Drinks on the Apertivo Hour menu include seven cocktails, all satisfying but none too complicated (sangria, gin and tonic, martini, negroni, old fashioned, etc., all $8 or $9 each), and $8 glasses of select wines. During happy hour, Manabrea pilsner and amber beers cost $5 each.
If you’re down for dinner but still looking to nosh on small bites, the menu offers a handful of worthy choices. The house salad (“Insalada de casa”) satisfies with organic local greens, Brussels sprouts and pomegranate seeds, and among the sides, roasted trumpet mushrooms and Calabrian-roasted cauliflower steal the show.
There are a few notable entrees, including the aforementioned porterhouse, steamed mussels and Jidori chicken, but the Hokkaido diver scallops are unforgettable. Superbly seared with sublimely salty edges and made with osso vin clams, crispy Brussels sprouts, sunchoke (Jerusalem artichoke), pancetta and trumpet mushrooms, these scallops are pretty perfect.
Dessert options include a Meyer lemon tart, tiramisu, gelato and a delicate amaro olive oil cake with hints of rosemary and orange.
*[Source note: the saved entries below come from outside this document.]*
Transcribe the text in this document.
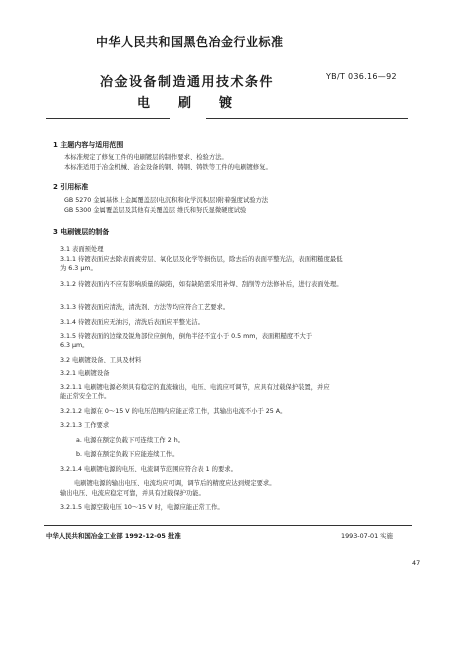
中华人民共和国黑色冶金行业标准
冶金设备制造通用技术条件
电刷镀
YB/T 036.16—92
1 主题内容与适用范围
本标准规定了修复工件的电刷镀层的制作要求、检验方法。
本标准适用于冶金机械、冶金设备的钢、铸钢、铸铁等工件的电刷镀修复。
2 引用标准
GB 5270 金属基体上金属覆盖层(电沉积和化学沉积层)附着强度试验方法
GB 5300 金属覆盖层及其他有关覆盖层 维氏和努氏显微硬度试验
3 电刷镀层的制备
3.1 表面预处理
3.1.1 待镀表面应去除表面疲劳层、氧化层及化学等损伤层，除去后的表面平整光洁，表面粗糙度最低
为 6.3 μm。
3.1.2 待镀表面内不应有影响质量的缺陷，如有缺陷需采用补焊、刮削等方法修补后，进行表面处理。
3.1.3 待镀表面应清洗，清洗剂、方法等均应符合工艺要求。
3.1.4 待镀表面应无油污，清洗后表面应平整光洁。
3.1.5 待镀表面的边缘及锐角部位应倒角，倒角半径不宜小于 0.5 mm，表面粗糙度不大于
6.3 μm。
3.2 电刷镀设备、工具及材料
3.2.1 电刷镀设备
3.2.1.1 电刷镀电源必须具有稳定的直流输出，电压、电流应可调节，应具有过载保护装置，并应
能正常安全工作。
3.2.1.2 电源在 0～15 V 的电压范围内应能正常工作，其输出电流不小于 25 A。
3.2.1.3 工作要求
a. 电源在额定负载下可连续工作 2 h。
b. 电源在额定负载下应能连续工作。
3.2.1.4 电刷镀电源的电压、电流调节范围应符合表 1 的要求。
电刷镀电源的输出电压、电流均应可调，调节后的精度应达到规定要求。
输出电压、电流应稳定可靠，并具有过载保护功能。
3.2.1.5 电源空载电压 10～15 V 时，电源应能正常工作。
中华人民共和国冶金工业部 1992-12-05 批准	1993-07-01 实施
47
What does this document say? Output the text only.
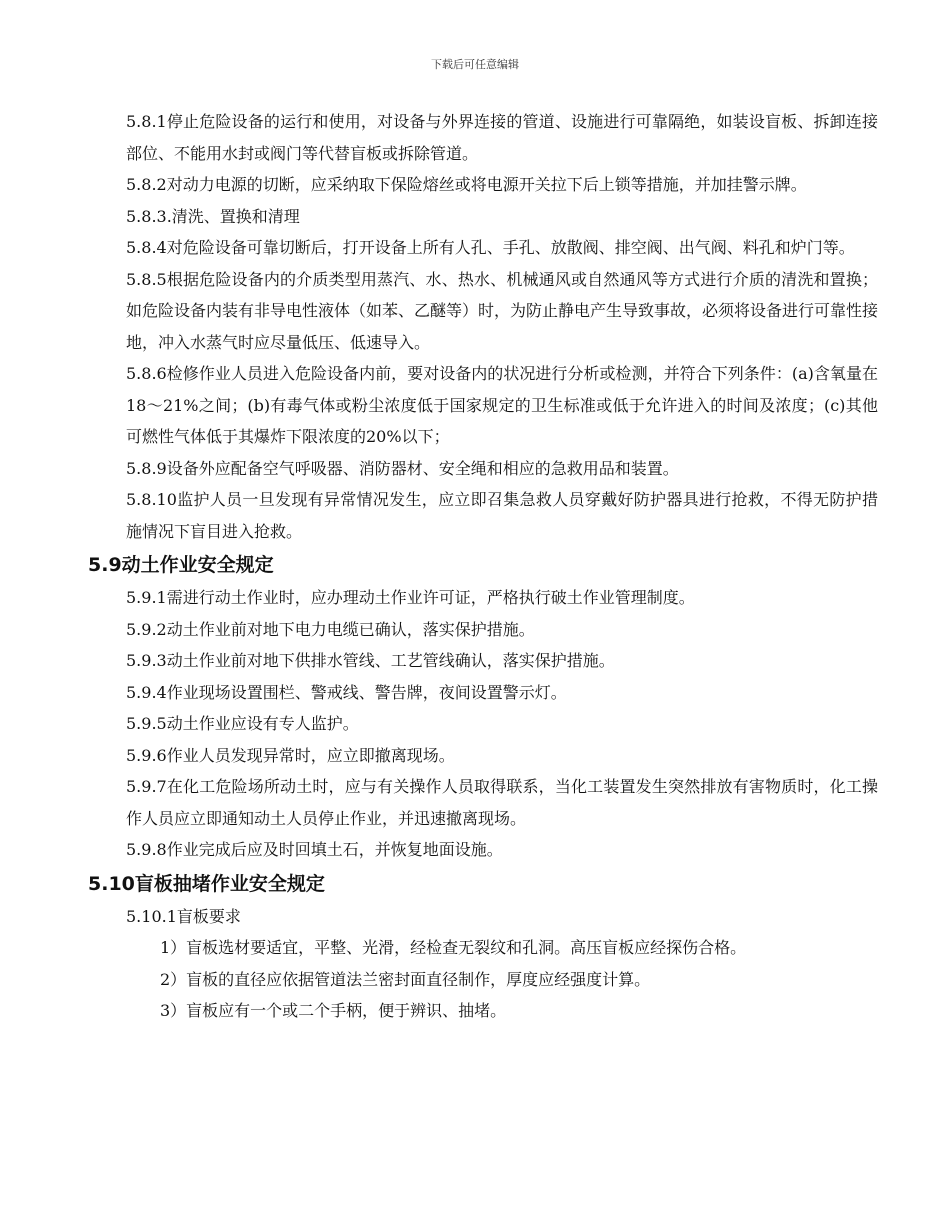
下载后可任意编辑

5.8.1停止危险设备的运行和使用，对设备与外界连接的管道、设施进行可靠隔绝，如装设盲板、拆卸连接部位、不能用水封或阀门等代替盲板或拆除管道。

5.8.2对动力电源的切断，应采纳取下保险熔丝或将电源开关拉下后上锁等措施，并加挂警示牌。

5.8.3.清洗、置换和清理

5.8.4对危险设备可靠切断后，打开设备上所有人孔、手孔、放散阀、排空阀、出气阀、料孔和炉门等。

5.8.5根据危险设备内的介质类型用蒸汽、水、热水、机械通风或自然通风等方式进行介质的清洗和置换；如危险设备内装有非导电性液体（如苯、乙醚等）时，为防止静电产生导致事故，必须将设备进行可靠性接地，冲入水蒸气时应尽量低压、低速导入。

5.8.6检修作业人员进入危险设备内前，要对设备内的状况进行分析或检测，并符合下列条件：(a)含氧量在18～21%之间；(b)有毒气体或粉尘浓度低于国家规定的卫生标准或低于允许进入的时间及浓度；(c)其他可燃性气体低于其爆炸下限浓度的20%以下；

5.8.9设备外应配备空气呼吸器、消防器材、安全绳和相应的急救用品和装置。

5.8.10监护人员一旦发现有异常情况发生，应立即召集急救人员穿戴好防护器具进行抢救，不得无防护措施情况下盲目进入抢救。

5.9动土作业安全规定

5.9.1需进行动土作业时，应办理动土作业许可证，严格执行破土作业管理制度。

5.9.2动土作业前对地下电力电缆已确认，落实保护措施。

5.9.3动土作业前对地下供排水管线、工艺管线确认，落实保护措施。

5.9.4作业现场设置围栏、警戒线、警告牌，夜间设置警示灯。

5.9.5动土作业应设有专人监护。

5.9.6作业人员发现异常时，应立即撤离现场。

5.9.7在化工危险场所动土时，应与有关操作人员取得联系，当化工装置发生突然排放有害物质时，化工操作人员应立即通知动土人员停止作业，并迅速撤离现场。

5.9.8作业完成后应及时回填土石，并恢复地面设施。

5.10盲板抽堵作业安全规定

5.10.1盲板要求

1）盲板选材要适宜，平整、光滑，经检查无裂纹和孔洞。高压盲板应经探伤合格。

2）盲板的直径应依据管道法兰密封面直径制作，厚度应经强度计算。

3）盲板应有一个或二个手柄，便于辨识、抽堵。
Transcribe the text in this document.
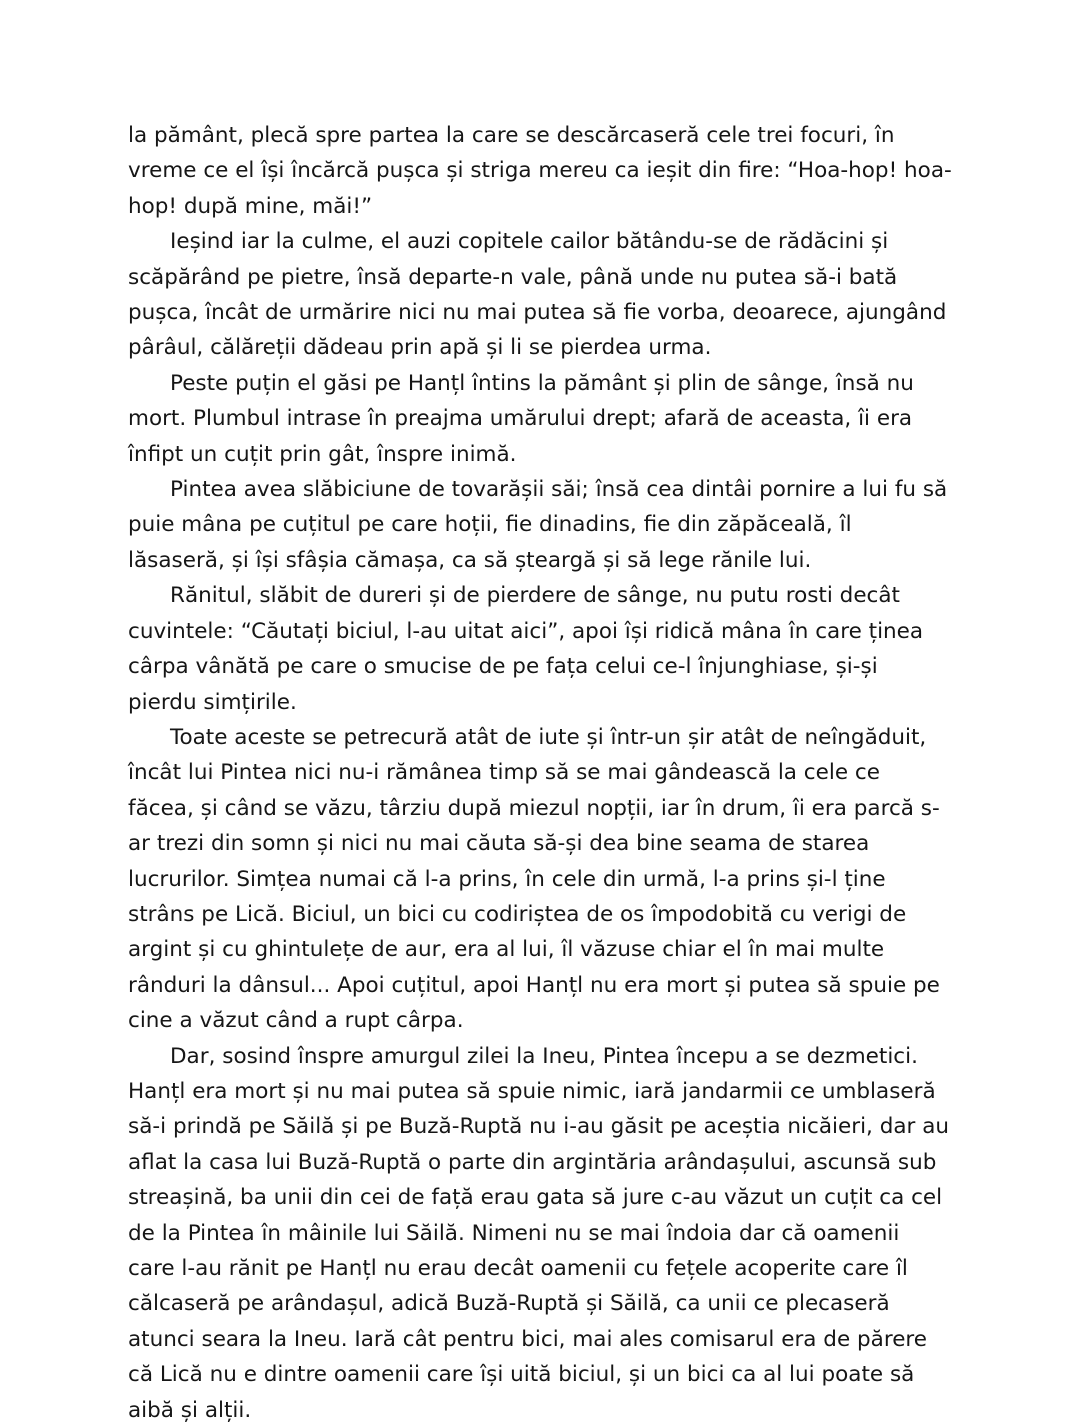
la pământ, plecă spre partea la care se descărcaseră cele trei focuri, în vreme ce el își încărcă pușca și striga mereu ca ieșit din fire: “Hoa-hop! hoa-hop! după mine, măi!”

Ieșind iar la culme, el auzi copitele cailor bătându-se de rădăcini și scăpărând pe pietre, însă departe-n vale, până unde nu putea să-i bată pușca, încât de urmărire nici nu mai putea să fie vorba, deoarece, ajungând pârâul, călăreții dădeau prin apă și li se pierdea urma.

Peste puțin el găsi pe Hanțl întins la pământ și plin de sânge, însă nu mort. Plumbul intrase în preajma umărului drept; afară de aceasta, îi era înfipt un cuțit prin gât, înspre inimă.

Pintea avea slăbiciune de tovarășii săi; însă cea dintâi pornire a lui fu să puie mâna pe cuțitul pe care hoții, fie dinadins, fie din zăpăceală, îl lăsaseră, și își sfâșia cămașa, ca să șteargă și să lege rănile lui.

Rănitul, slăbit de dureri și de pierdere de sânge, nu putu rosti decât cuvintele: “Căutați biciul, l-au uitat aici”, apoi își ridică mâna în care ținea cârpa vânătă pe care o smucise de pe fața celui ce-l înjunghiase, și-și pierdu simțirile.

Toate aceste se petrecură atât de iute și într-un șir atât de neîngăduit, încât lui Pintea nici nu-i rămânea timp să se mai gândească la cele ce făcea, și când se văzu, târziu după miezul nopții, iar în drum, îi era parcă s-ar trezi din somn și nici nu mai căuta să-și dea bine seama de starea lucrurilor. Simțea numai că l-a prins, în cele din urmă, l-a prins și-l ține strâns pe Lică. Biciul, un bici cu codiriștea de os împodobită cu verigi de argint și cu ghintulețe de aur, era al lui, îl văzuse chiar el în mai multe rânduri la dânsul... Apoi cuțitul, apoi Hanțl nu era mort și putea să spuie pe cine a văzut când a rupt cârpa.

Dar, sosind înspre amurgul zilei la Ineu, Pintea începu a se dezmetici. Hanțl era mort și nu mai putea să spuie nimic, iară jandarmii ce umblaseră să-i prindă pe Săilă și pe Buză-Ruptă nu i-au găsit pe aceștia nicăieri, dar au aflat la casa lui Buză-Ruptă o parte din argintăria arândașului, ascunsă sub streașină, ba unii din cei de față erau gata să jure c-au văzut un cuțit ca cel de la Pintea în mâinile lui Săilă. Nimeni nu se mai îndoia dar că oamenii care l-au rănit pe Hanțl nu erau decât oamenii cu fețele acoperite care îl călcaseră pe arândașul, adică Buză-Ruptă și Săilă, ca unii ce plecaseră atunci seara la Ineu. Iară cât pentru bici, mai ales comisarul era de părere că Lică nu e dintre oamenii care își uită biciul, și un bici ca al lui poate să aibă și alții.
Ambiance varies according to time and place. If you’re in the bar area for happy hour, it’s going to be loud and crowded, with music pulsing below the din that sounds danceable but is otherwise completely indiscernible. It’s like Cheers on steroids. But if you’re in the dining area for dinner, it’s quite a bit quieter, a bit more refined, and a lot like Lifestyles of the Rich and Famous — but with scallops instead of caviar.